Su espalda estrecha y fría pidiendo el desayuno. El camarero que lo trae no mira siquiera hacia la cama. Cuando se ha ido, ella se levanta de un salto y, todavía desnuda, prepara las bandejas. En la luz silenciosa abre los croissants, diligente como una criada, los unta con una capa uniforme de mantequilla, los coloca en los platos. La piel le brilla. Eso atrae a Dean. Se mueve para acercarse a ella, como un niño, confiando en que ella le sonría, le deje probar. Ella está tan ocupada y serena que él tiene ganas de dar brincos, de hacer ruido. Ella abre la confiture. Pon aquí un poco, quiere decir él. La ciñe por la cintura. Baila. Le besa un codo. Ella le mira y sonríe.

Place Stanislas en la quietud de una mañana de domingo. Ventanas por las que se filtra el silencio de Nancy, transmitido por la luz pura. Es la ciudad en la que ella nació, en un otoño melancólico de la guerra. Su padre ya había abandonado el hogar para vivir con su amante. Su madre estaba sola. Fue un invierno frío, un invierno de nieve dura como piedra, hielo que centellea al sol en los tejados. Un invierno que de algún modo la forjó, aunque no pudiera decir una sola palabra.

Los restos del desayuno están desperdigados como un banquete de la noche anterior. Al otro lado de la calle está la ópera, toques de oro en la barandilla del balcón, letreros invisibles debajo. Darán aquí Lude de Lammermoor, letras oscuras en tinta violácea. La vie boheme. Se han acostado y están casi sumidos en un segundo sueño, la radio suena tenue y los dedos de ella le palpan los testículos, la piel se tensa al contacto.

En el cuarto de baño la observa estirándose el pelo. Tiene los brazos en alto. En los huecos hay una sombra de espesura, corta y fina, y de ahí emana el olor húmedo, a cebollas, que él ama. Cuando está en la bañera, él empieza a frotarle la espalda. Ella se queja. Demasiado fuerte.

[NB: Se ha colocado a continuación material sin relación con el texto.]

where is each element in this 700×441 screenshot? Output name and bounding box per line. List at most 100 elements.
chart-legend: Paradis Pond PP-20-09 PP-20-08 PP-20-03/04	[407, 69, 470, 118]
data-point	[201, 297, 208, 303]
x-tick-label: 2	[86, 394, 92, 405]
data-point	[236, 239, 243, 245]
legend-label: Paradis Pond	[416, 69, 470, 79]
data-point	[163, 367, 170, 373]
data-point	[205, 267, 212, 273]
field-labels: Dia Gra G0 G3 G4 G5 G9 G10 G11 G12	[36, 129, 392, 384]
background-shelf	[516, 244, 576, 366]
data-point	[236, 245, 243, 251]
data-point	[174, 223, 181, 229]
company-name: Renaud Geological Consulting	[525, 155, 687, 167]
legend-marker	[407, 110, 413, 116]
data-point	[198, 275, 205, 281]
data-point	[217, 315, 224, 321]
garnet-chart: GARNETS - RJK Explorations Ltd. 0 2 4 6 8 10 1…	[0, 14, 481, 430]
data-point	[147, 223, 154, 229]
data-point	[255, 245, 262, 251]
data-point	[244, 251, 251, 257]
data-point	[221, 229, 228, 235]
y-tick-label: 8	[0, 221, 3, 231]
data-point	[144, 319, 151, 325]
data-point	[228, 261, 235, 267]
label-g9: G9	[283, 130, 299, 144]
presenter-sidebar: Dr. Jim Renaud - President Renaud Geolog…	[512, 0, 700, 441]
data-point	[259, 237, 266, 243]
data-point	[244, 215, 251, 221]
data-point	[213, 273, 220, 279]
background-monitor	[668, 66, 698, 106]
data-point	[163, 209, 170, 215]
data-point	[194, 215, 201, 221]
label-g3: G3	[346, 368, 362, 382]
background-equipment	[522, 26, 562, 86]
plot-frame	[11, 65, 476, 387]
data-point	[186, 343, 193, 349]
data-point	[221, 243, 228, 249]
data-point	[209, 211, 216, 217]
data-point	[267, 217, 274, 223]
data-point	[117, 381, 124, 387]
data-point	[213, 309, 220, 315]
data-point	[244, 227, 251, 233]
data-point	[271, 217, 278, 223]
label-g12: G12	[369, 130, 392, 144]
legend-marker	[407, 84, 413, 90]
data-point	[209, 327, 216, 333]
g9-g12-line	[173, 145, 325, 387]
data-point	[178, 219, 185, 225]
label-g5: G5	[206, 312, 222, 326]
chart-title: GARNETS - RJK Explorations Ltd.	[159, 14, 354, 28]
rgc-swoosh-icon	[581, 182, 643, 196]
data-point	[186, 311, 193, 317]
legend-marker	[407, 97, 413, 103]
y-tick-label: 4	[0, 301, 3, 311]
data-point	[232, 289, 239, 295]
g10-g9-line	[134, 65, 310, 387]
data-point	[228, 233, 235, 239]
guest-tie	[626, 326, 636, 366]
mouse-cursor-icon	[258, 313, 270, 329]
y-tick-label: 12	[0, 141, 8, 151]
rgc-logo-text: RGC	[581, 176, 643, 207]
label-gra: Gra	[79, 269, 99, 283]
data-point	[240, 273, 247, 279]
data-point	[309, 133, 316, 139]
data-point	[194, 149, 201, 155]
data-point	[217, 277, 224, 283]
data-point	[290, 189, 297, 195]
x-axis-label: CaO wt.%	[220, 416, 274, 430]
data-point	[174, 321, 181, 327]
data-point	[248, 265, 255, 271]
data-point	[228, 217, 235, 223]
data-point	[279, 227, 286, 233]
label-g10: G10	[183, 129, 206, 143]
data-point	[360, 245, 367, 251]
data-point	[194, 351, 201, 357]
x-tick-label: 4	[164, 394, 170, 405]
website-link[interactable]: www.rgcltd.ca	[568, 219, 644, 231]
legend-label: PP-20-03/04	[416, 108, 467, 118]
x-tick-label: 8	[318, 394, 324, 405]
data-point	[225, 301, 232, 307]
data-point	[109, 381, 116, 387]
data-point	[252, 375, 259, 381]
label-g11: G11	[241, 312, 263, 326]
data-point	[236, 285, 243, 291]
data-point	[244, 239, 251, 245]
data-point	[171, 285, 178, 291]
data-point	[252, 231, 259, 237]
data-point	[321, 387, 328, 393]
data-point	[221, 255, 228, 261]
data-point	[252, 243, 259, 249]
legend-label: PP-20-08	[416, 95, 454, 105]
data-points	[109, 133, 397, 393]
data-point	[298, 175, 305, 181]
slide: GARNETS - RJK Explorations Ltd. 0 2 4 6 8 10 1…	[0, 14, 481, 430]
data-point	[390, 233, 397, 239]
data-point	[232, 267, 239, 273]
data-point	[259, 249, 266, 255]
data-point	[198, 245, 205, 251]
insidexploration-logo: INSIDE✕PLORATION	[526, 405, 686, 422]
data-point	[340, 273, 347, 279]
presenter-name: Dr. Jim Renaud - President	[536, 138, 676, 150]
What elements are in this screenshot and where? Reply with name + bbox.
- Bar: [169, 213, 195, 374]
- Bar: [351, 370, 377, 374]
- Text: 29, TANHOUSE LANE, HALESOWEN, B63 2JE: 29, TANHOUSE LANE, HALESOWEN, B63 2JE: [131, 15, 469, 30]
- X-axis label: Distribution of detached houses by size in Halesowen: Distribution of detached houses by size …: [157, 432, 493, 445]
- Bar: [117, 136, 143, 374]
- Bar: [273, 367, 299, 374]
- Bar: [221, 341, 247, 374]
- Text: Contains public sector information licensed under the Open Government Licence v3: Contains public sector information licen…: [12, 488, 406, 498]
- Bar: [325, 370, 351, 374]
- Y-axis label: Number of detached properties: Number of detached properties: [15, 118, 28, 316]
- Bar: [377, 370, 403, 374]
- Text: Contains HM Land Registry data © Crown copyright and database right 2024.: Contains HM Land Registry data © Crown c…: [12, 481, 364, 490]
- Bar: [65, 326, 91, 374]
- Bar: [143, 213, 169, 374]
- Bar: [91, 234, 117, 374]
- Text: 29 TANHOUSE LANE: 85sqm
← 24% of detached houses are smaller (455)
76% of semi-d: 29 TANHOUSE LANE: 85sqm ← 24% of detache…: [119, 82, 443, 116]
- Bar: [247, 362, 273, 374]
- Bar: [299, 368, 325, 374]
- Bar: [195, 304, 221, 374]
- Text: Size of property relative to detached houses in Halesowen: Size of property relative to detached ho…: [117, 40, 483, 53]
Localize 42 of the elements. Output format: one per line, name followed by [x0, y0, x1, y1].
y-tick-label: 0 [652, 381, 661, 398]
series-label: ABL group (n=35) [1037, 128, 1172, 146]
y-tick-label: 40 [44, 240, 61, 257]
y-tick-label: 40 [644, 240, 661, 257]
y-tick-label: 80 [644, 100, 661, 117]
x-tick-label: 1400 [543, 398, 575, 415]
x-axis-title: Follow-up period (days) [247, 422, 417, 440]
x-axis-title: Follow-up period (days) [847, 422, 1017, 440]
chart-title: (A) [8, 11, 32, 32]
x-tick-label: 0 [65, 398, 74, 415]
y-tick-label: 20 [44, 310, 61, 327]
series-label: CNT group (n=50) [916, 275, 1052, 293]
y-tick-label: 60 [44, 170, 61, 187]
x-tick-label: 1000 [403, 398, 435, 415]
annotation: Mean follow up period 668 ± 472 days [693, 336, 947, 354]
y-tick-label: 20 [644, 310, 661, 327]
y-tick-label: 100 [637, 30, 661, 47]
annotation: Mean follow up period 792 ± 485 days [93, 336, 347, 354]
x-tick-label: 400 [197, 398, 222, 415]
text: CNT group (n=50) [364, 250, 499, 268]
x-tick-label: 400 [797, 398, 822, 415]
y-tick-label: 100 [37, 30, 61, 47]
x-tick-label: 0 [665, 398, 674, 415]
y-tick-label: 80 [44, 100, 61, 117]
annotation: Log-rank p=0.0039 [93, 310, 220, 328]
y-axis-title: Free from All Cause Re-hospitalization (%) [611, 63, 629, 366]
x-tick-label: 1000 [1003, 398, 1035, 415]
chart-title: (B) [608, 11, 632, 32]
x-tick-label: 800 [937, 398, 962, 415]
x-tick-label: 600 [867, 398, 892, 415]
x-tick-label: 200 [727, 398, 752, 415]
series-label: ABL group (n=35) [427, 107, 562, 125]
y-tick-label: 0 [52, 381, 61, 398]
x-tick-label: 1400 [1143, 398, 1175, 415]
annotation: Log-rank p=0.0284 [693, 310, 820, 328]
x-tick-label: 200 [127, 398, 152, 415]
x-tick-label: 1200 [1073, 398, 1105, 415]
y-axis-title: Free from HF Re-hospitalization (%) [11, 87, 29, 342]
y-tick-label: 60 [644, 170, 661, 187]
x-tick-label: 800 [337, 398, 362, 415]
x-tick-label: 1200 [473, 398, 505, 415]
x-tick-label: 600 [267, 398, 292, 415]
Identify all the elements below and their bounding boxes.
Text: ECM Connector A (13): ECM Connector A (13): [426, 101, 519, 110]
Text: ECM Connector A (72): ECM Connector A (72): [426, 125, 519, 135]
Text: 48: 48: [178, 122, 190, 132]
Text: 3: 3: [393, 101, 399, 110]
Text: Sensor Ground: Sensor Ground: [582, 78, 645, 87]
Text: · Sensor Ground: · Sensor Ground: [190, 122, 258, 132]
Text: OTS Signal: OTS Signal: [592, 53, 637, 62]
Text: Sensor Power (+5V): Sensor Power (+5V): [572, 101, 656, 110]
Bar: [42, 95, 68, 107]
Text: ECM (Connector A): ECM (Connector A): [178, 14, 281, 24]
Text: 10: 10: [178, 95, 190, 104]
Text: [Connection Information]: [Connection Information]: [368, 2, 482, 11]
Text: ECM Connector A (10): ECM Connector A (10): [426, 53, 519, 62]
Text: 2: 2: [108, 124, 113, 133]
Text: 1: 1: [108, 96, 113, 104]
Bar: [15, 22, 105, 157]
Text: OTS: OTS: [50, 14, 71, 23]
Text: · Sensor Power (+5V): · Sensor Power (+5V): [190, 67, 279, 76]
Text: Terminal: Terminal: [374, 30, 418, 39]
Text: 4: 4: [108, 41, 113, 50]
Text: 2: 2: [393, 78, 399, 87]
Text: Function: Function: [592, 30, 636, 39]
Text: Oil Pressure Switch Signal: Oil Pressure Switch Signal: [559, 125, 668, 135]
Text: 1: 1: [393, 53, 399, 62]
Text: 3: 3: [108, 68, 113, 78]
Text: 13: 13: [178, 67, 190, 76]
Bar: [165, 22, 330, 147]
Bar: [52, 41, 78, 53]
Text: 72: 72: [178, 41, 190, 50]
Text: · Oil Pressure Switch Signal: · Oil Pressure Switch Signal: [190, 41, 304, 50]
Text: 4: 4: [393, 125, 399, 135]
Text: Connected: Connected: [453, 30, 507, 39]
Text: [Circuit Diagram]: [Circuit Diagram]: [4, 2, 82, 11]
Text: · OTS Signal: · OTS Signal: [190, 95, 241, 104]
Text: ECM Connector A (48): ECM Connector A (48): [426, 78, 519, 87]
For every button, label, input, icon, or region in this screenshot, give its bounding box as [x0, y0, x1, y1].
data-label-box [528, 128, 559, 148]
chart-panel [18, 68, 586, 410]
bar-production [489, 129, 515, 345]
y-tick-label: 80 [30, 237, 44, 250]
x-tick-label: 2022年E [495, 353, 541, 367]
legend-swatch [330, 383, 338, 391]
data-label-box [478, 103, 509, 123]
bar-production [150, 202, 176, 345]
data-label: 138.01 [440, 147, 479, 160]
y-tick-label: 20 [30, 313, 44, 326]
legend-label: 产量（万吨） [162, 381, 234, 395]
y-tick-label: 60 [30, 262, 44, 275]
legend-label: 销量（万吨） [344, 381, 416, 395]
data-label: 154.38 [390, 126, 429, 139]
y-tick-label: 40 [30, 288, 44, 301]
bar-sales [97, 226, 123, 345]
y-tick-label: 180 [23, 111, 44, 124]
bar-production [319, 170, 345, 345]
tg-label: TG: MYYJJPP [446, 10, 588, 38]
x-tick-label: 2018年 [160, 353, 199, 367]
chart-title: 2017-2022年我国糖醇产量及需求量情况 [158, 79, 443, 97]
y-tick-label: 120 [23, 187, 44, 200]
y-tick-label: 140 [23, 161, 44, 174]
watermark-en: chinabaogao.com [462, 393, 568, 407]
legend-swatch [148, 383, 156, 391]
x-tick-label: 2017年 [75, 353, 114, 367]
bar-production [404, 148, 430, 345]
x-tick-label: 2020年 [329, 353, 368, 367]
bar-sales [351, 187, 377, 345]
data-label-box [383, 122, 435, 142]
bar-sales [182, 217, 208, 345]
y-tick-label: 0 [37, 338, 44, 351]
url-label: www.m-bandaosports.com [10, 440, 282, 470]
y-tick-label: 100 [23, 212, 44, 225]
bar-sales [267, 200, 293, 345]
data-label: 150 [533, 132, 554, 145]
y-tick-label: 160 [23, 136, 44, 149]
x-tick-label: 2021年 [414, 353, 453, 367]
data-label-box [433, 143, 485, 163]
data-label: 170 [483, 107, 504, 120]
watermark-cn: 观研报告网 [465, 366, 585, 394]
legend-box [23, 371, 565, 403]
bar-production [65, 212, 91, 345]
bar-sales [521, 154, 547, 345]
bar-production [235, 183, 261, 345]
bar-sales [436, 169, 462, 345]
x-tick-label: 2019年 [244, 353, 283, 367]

El recorre levemente su piel con la punta de los dedos.

—¿Mejor así? —dice él.

Ella no responde. Está inclinada ligeramente hacia delante en el vapor fino y placentero, con los brazos a lo largo del borde blanco. Debajo de ellos se le ven los pechos, un poco banales, como si él pudiera verlos siempre que le apetezca, como si fueran tan corrientes como las rodillas. Los pezones son muy pálidos: apenas los ve. Se arrodilla junto a la bañera. Ella empieza a lavarse las piernas.

Simples momentos de impudicia, una impudicia que pone fin al deseo, se oye decir a menudo, en una ciudad grande y persistente. He visitado y he leído mucho sobre Nancy. La capital de Lorena. Un modelo de planificación del siglo XVIII. Sus plazas armoniosas, sus casas elegantes son típicamente francesas y apropiadas para una región tan rica, pero su gloria se debe a un polaco, Stanislas Leszczynski, que recibió de su yerno, Luis XV, los ducados de Lorena y Bar, y que gobernó desde Nancy, decidido a embellecerla. Una ciudad antigua. El casco viejo no ha sufrido cambios. Una ciudad de mercaderes, estratégica, clave para las tierras a lo largo de la frontera. Delante mismo de sus murallas… Pero qué opaco parece todo esto, qué triste, como un telón barato que se agita mientras los actores caminan.